THE ART OF PHOTOJOURNALISM Image of the month
Martin Luther King Jr, London, 1 September 1964
Alan Sparrow introduces this month’s image
This photo of the American civil right leader Martin Luther King Jr (1929 - 1968) was taken by Daily Expressphotographer Reg Lancaster in London in September 1964, a visit during which he gave a spell-binding oration in St Paul’s Cathedral. In the following December King travelled to Oslo where he was awarded the Noble Peace Prize.
Reg Lancaster worked for the Daily Express for 44 years. It was during a period when the Daily Express dominated the news and especially news photography. He was one of a huge staff of 64 photographers.
Reg spent many of the years he worked for the Express based in Scotland, but in 1965 he was posted to Paris. “It was an absolutely incredible year” he says.
The sixties were a decade of protests around the world. Protests by students in Paris led to riots, and Lancaster was there as students and riot police exchanged missiles. Reg's photographs document the events in progress and the tension between rebellious protesters and the police.
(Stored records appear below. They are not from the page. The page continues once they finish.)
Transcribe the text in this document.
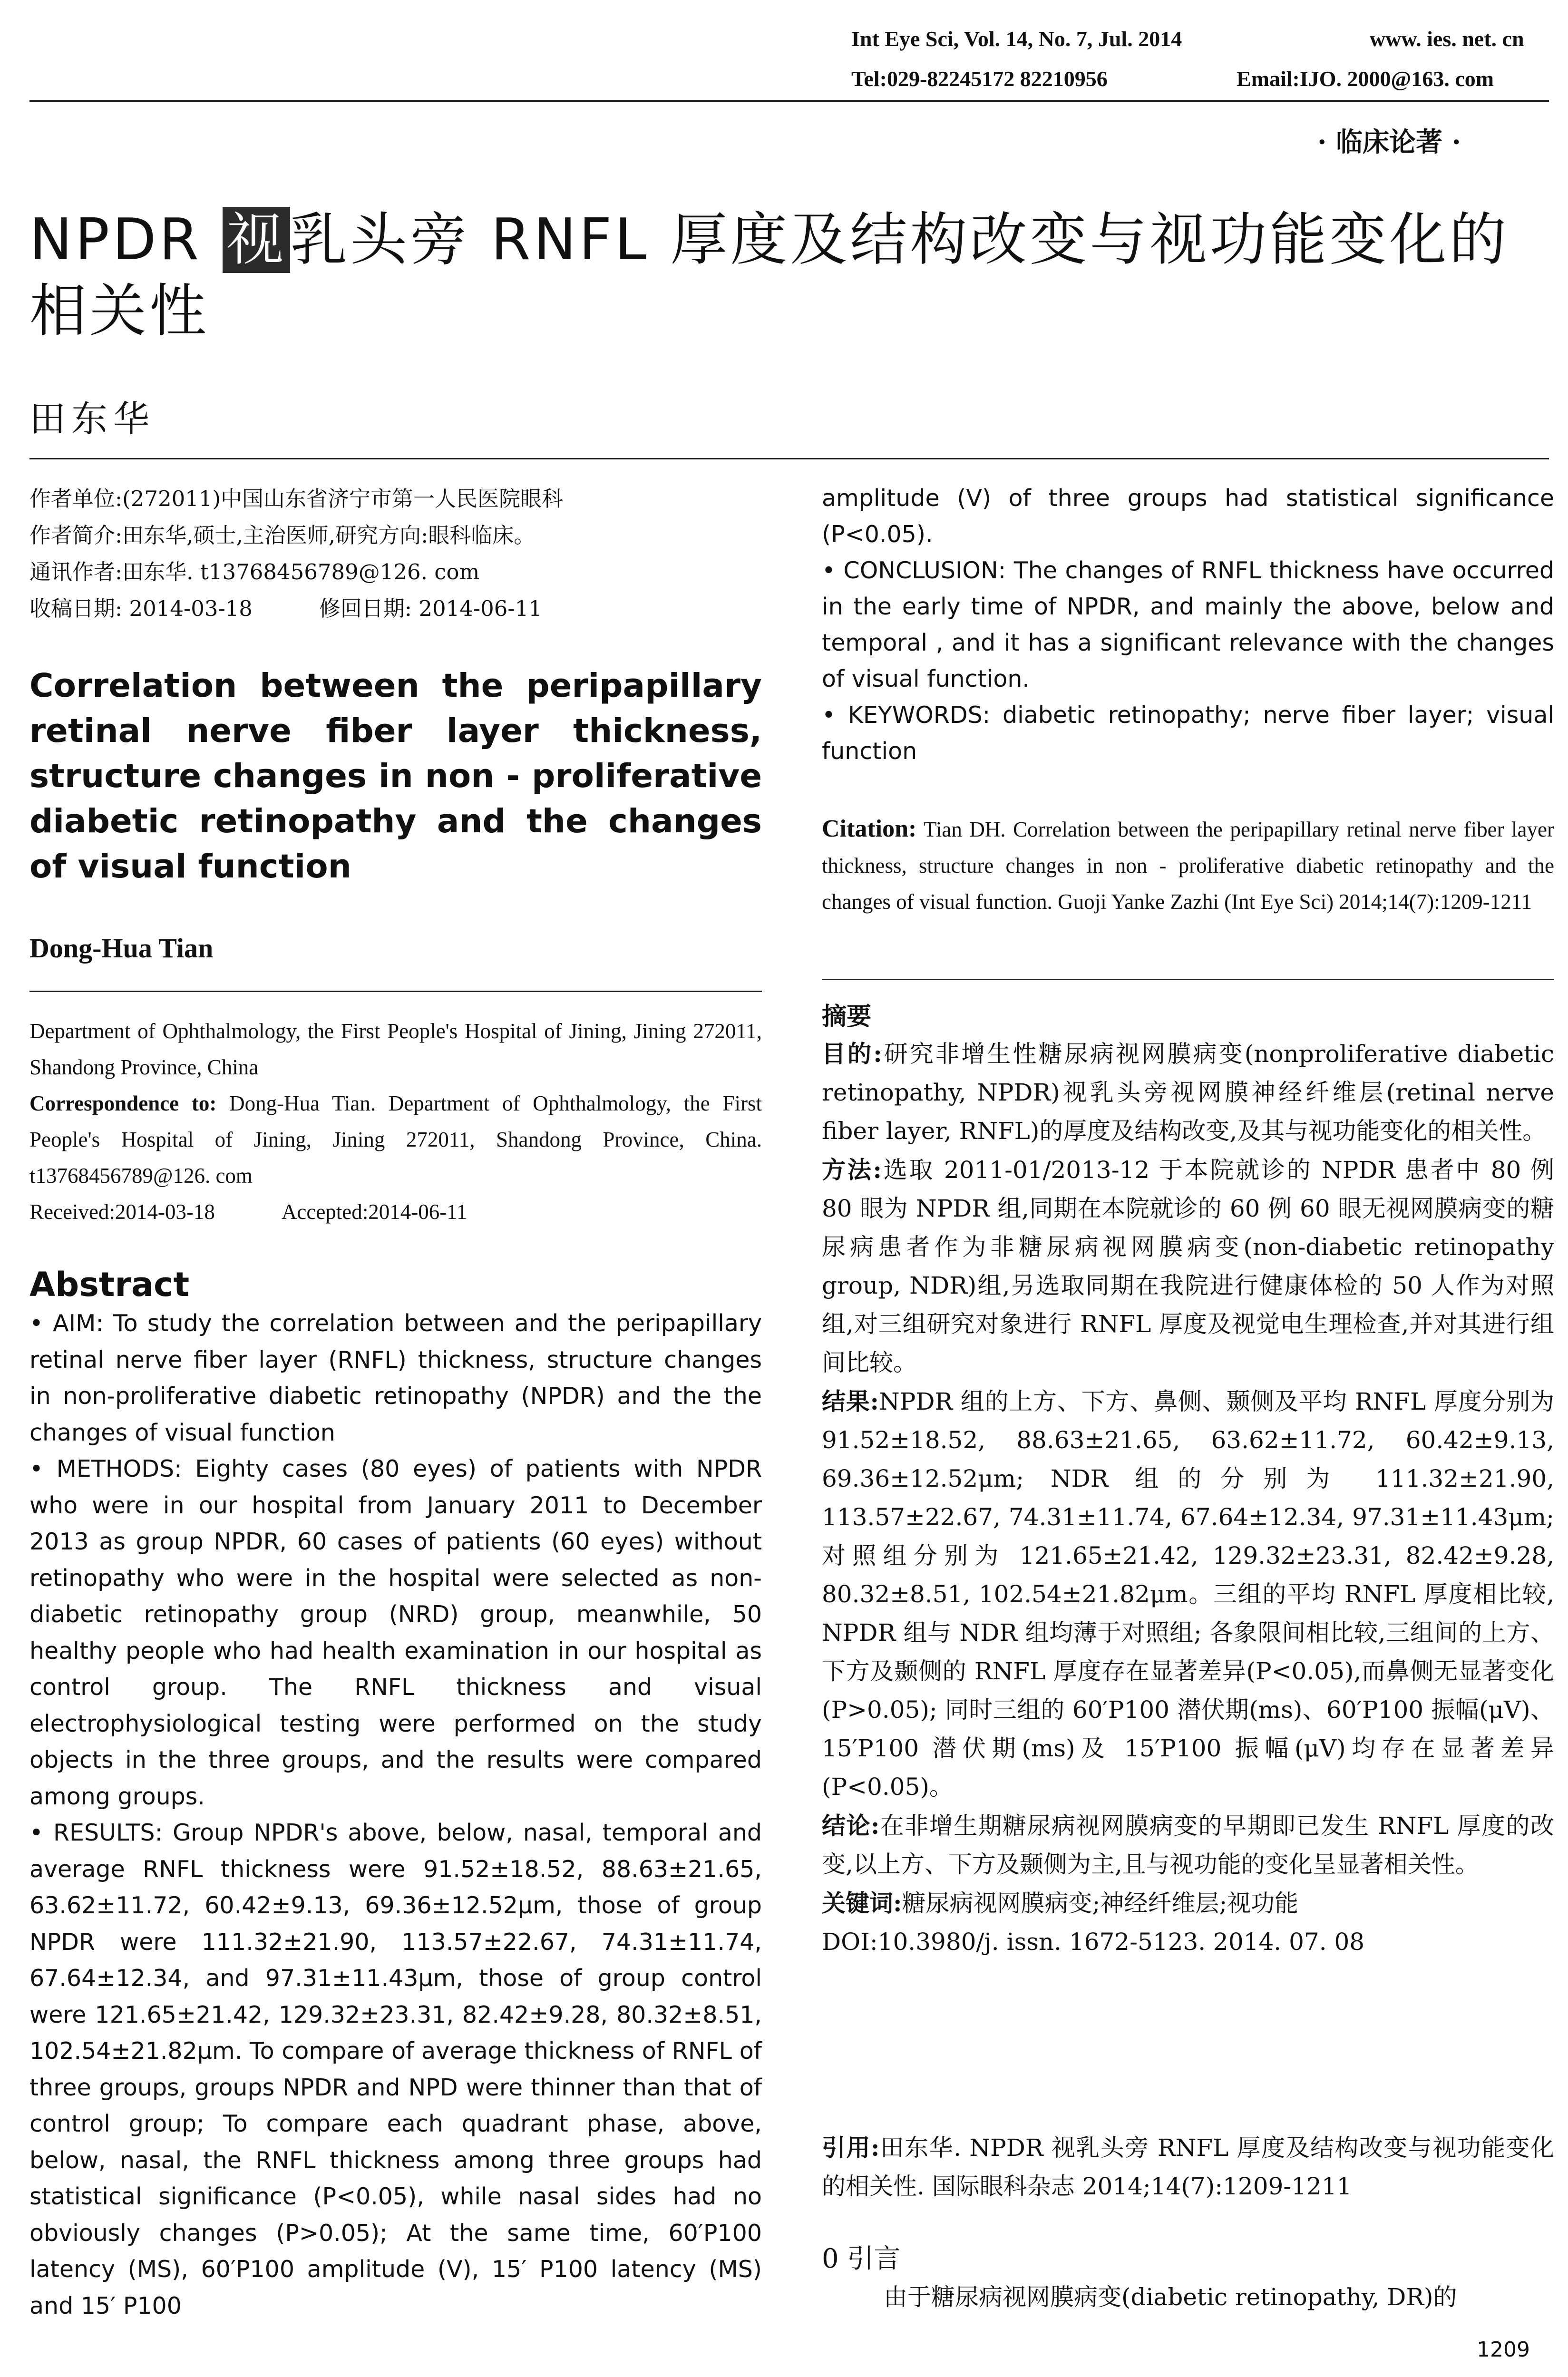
Int Eye Sci, Vol. 14, No. 7, Jul. 2014	www. ies. net. cn
Tel:029-82245172 82210956	Email:IJO. 2000@163. com
· 临床论著 ·
NPDR 视乳头旁 RNFL 厚度及结构改变与视功能变化的相关性
田东华

作者单位:(272011)中国山东省济宁市第一人民医院眼科

作者简介:田东华,硕士,主治医师,研究方向:眼科临床。

通讯作者:田东华. t13768456789@126. com

收稿日期: 2014-03-18	修回日期: 2014-06-11
Correlation between the peripapillary retinal nerve fiber layer thickness, structure changes in non - proliferative diabetic retinopathy and the changes of visual function
Dong-Hua Tian

Department of Ophthalmology, the First People's Hospital of Jining, Jining 272011, Shandong Province, China

Correspondence to: Dong-Hua Tian. Department of Ophthalmology, the First People's Hospital of Jining, Jining 272011, Shandong Province, China. t13768456789@126. com

Received:2014-03-18	Accepted:2014-06-11
Abstract

• AIM: To study the correlation between and the peripapillary retinal nerve fiber layer (RNFL) thickness, structure changes in non-proliferative diabetic retinopathy (NPDR) and the the changes of visual function

• METHODS: Eighty cases (80 eyes) of patients with NPDR who were in our hospital from January 2011 to December 2013 as group NPDR, 60 cases of patients (60 eyes) without retinopathy who were in the hospital were selected as non-diabetic retinopathy group (NRD) group, meanwhile, 50 healthy people who had health examination in our hospital as control group. The RNFL thickness and visual electrophysiological testing were performed on the study objects in the three groups, and the results were compared among groups.

• RESULTS: Group NPDR's above, below, nasal, temporal and average RNFL thickness were 91.52±18.52, 88.63±21.65, 63.62±11.72, 60.42±9.13, 69.36±12.52μm, those of group NPDR were 111.32±21.90, 113.57±22.67, 74.31±11.74, 67.64±12.34, and 97.31±11.43μm, those of group control were 121.65±21.42, 129.32±23.31, 82.42±9.28, 80.32±8.51, 102.54±21.82μm. To compare of average thickness of RNFL of three groups, groups NPDR and NPD were thinner than that of control group; To compare each quadrant phase, above, below, nasal, the RNFL thickness among three groups had statistical significance (P<0.05), while nasal sides had no obviously changes (P>0.05); At the same time, 60′P100 latency (MS), 60′P100 amplitude (V), 15′ P100 latency (MS) and 15′ P100

amplitude (V) of three groups had statistical significance (P<0.05).

• CONCLUSION: The changes of RNFL thickness have occurred in the early time of NPDR, and mainly the above, below and temporal , and it has a significant relevance with the changes of visual function.

• KEYWORDS: diabetic retinopathy; nerve fiber layer; visual function

Citation: Tian DH. Correlation between the peripapillary retinal nerve fiber layer thickness, structure changes in non - proliferative diabetic retinopathy and the changes of visual function. Guoji Yanke Zazhi (Int Eye Sci) 2014;14(7):1209-1211
摘要

目的:研究非增生性糖尿病视网膜病变(nonproliferative diabetic retinopathy, NPDR)视乳头旁视网膜神经纤维层(retinal nerve fiber layer, RNFL)的厚度及结构改变,及其与视功能变化的相关性。

方法:选取 2011-01/2013-12 于本院就诊的 NPDR 患者中 80 例 80 眼为 NPDR 组,同期在本院就诊的 60 例 60 眼无视网膜病变的糖尿病患者作为非糖尿病视网膜病变(non-diabetic retinopathy group, NDR)组,另选取同期在我院进行健康体检的 50 人作为对照组,对三组研究对象进行 RNFL 厚度及视觉电生理检查,并对其进行组间比较。

结果:NPDR 组的上方、下方、鼻侧、颞侧及平均 RNFL 厚度分别为 91.52±18.52, 88.63±21.65, 63.62±11.72, 60.42±9.13, 69.36±12.52μm; NDR 组的分别为 111.32±21.90, 113.57±22.67, 74.31±11.74, 67.64±12.34, 97.31±11.43μm; 对照组分别为 121.65±21.42, 129.32±23.31, 82.42±9.28, 80.32±8.51, 102.54±21.82μm。三组的平均 RNFL 厚度相比较, NPDR 组与 NDR 组均薄于对照组; 各象限间相比较,三组间的上方、下方及颞侧的 RNFL 厚度存在显著差异(P<0.05),而鼻侧无显著变化(P>0.05); 同时三组的 60′P100 潜伏期(ms)、60′P100 振幅(μV)、15′P100 潜伏期(ms)及 15′P100 振幅(μV)均存在显著差异(P<0.05)。

结论:在非增生期糖尿病视网膜病变的早期即已发生 RNFL 厚度的改变,以上方、下方及颞侧为主,且与视功能的变化呈显著相关性。

关键词:糖尿病视网膜病变;神经纤维层;视功能

DOI:10.3980/j. issn. 1672-5123. 2014. 07. 08

引用:田东华. NPDR 视乳头旁 RNFL 厚度及结构改变与视功能变化的相关性. 国际眼科杂志 2014;14(7):1209-1211
0 引言
由于糖尿病视网膜病变(diabetic retinopathy, DR)的
1209
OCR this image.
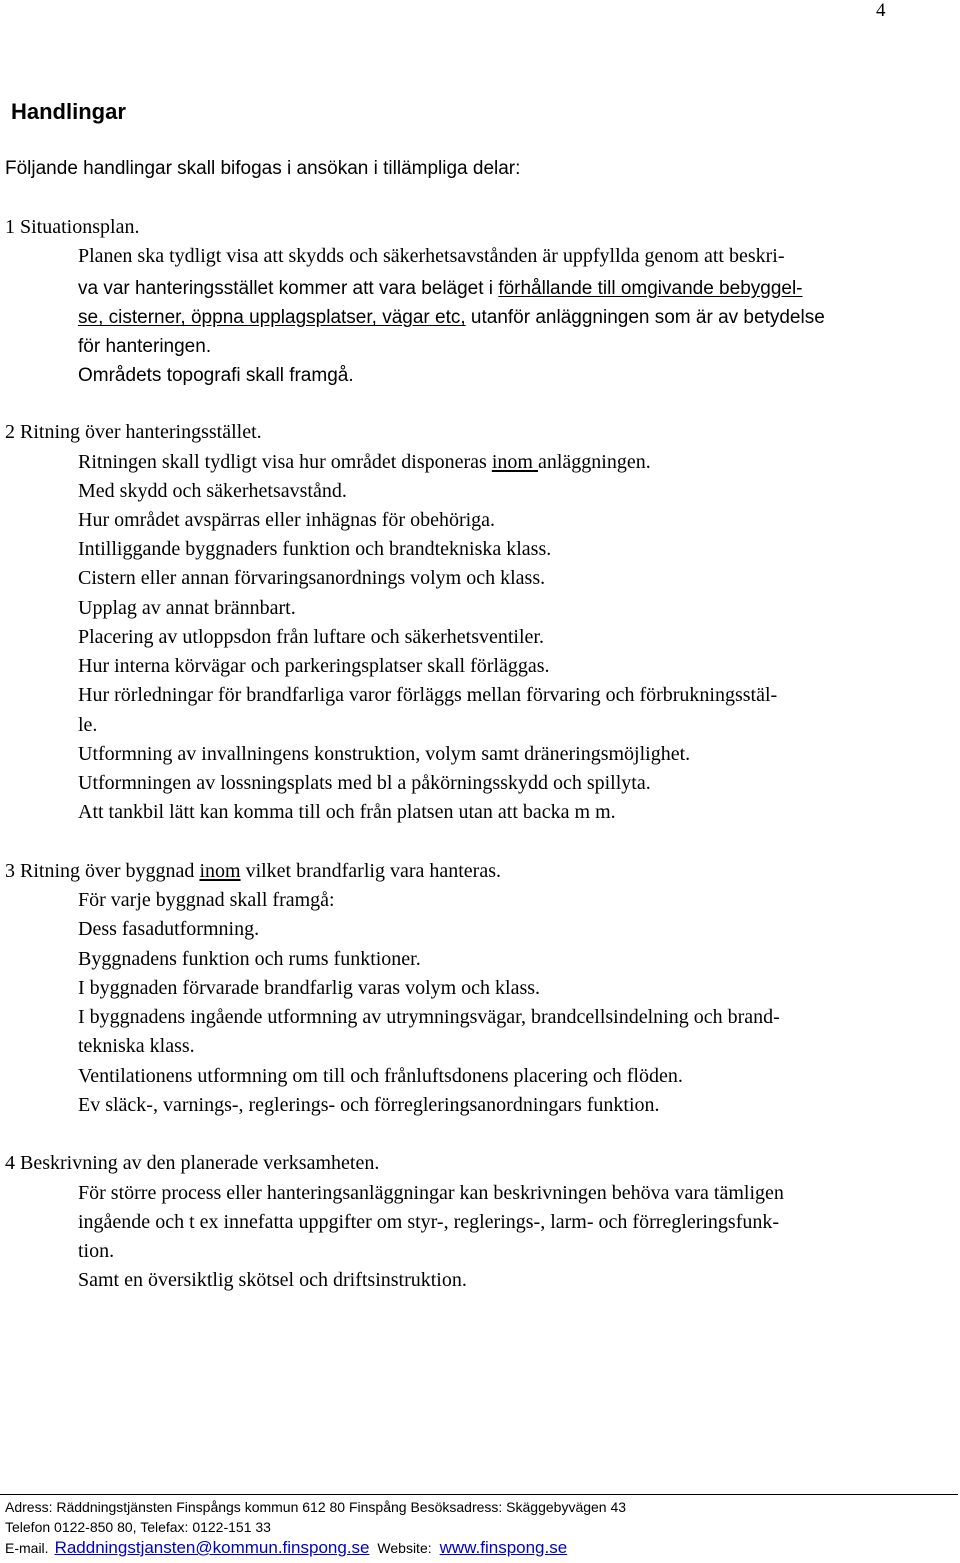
4
Handlingar
Följande handlingar skall bifogas i ansökan i tillämpliga delar:
1 Situationsplan.
Planen ska tydligt visa att skydds och säkerhetsavstånden är uppfyllda genom att beskri-
va var hanteringsstället kommer att vara beläget i förhållande till omgivande bebyggel-
se, cisterner, öppna upplagsplatser, vägar etc, utanför anläggningen som är av betydelse
för hanteringen.
Områdets topografi skall framgå.
2 Ritning över hanteringsstället.
Ritningen skall tydligt visa hur området disponeras inom anläggningen.
Med skydd och säkerhetsavstånd.
Hur området avspärras eller inhägnas för obehöriga.
Intilliggande byggnaders funktion och brandtekniska klass.
Cistern eller annan förvaringsanordnings volym och klass.
Upplag av annat brännbart.
Placering av utloppsdon från luftare och säkerhetsventiler.
Hur interna körvägar och parkeringsplatser skall förläggas.
Hur rörledningar för brandfarliga varor förläggs mellan förvaring och förbrukningsstäl-
le.
Utformning av invallningens konstruktion, volym samt dräneringsmöjlighet.
Utformningen av lossningsplats med bl a påkörningsskydd och spillyta.
Att tankbil lätt kan komma till och från platsen utan att backa m m.
3 Ritning över byggnad inom vilket brandfarlig vara hanteras.
För varje byggnad skall framgå:
Dess fasadutformning.
Byggnadens funktion och rums funktioner.
I byggnaden förvarade brandfarlig varas volym och klass.
I byggnadens ingående utformning av utrymningsvägar, brandcellsindelning och brand-
tekniska klass.
Ventilationens utformning om till och frånluftsdonens placering och flöden.
Ev släck-, varnings-, reglerings- och förregleringsanordningars funktion.
4 Beskrivning av den planerade verksamheten.
För större process eller hanteringsanläggningar kan beskrivningen behöva vara tämligen
ingående och t ex innefatta uppgifter om styr-, reglerings-, larm- och förregleringsfunk-
tion.
Samt en översiktlig skötsel och driftsinstruktion.
Adress: Räddningstjänsten Finspångs kommun 612 80 Finspång Besöksadress: Skäggebyvägen 43
Telefon 0122-850 80, Telefax: 0122-151 33
E-mail. Raddningstjansten@kommun.finspong.se Website: www.finspong.se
Demonstrations continued in Prague for political liberalisation, and Lancaster was there as Soviet tanks rumbled in and statues fell. “It was a thrilling time to be a photojournalist” he said.
In the USA on August 28, 1963, Martin Luther King delivered his “I Have a Dream” speech, his call for equality and freedom delivered to over 250,000 people before him in front of the steps of the Lincoln Memorial, considered to be one of the most important speeches of the 20th century - though it is rarely heard because of the heavily enforced copyright protection by the King estate.
Fifty-seven years later, on Friday August 28, 2020, tens of thousands gathered once more on the steps of the Lincoln Memorial to hear Martin Luther King III proclaim that Black Lives Matter, and make the same appeal or his audience to “defend the freedoms that earlier generations worked so hard to win”. His father died on 4th April 1968 after being shot on the balcony of the Lorraine Motel in Memphis, Tennessee, by James Earl Ray.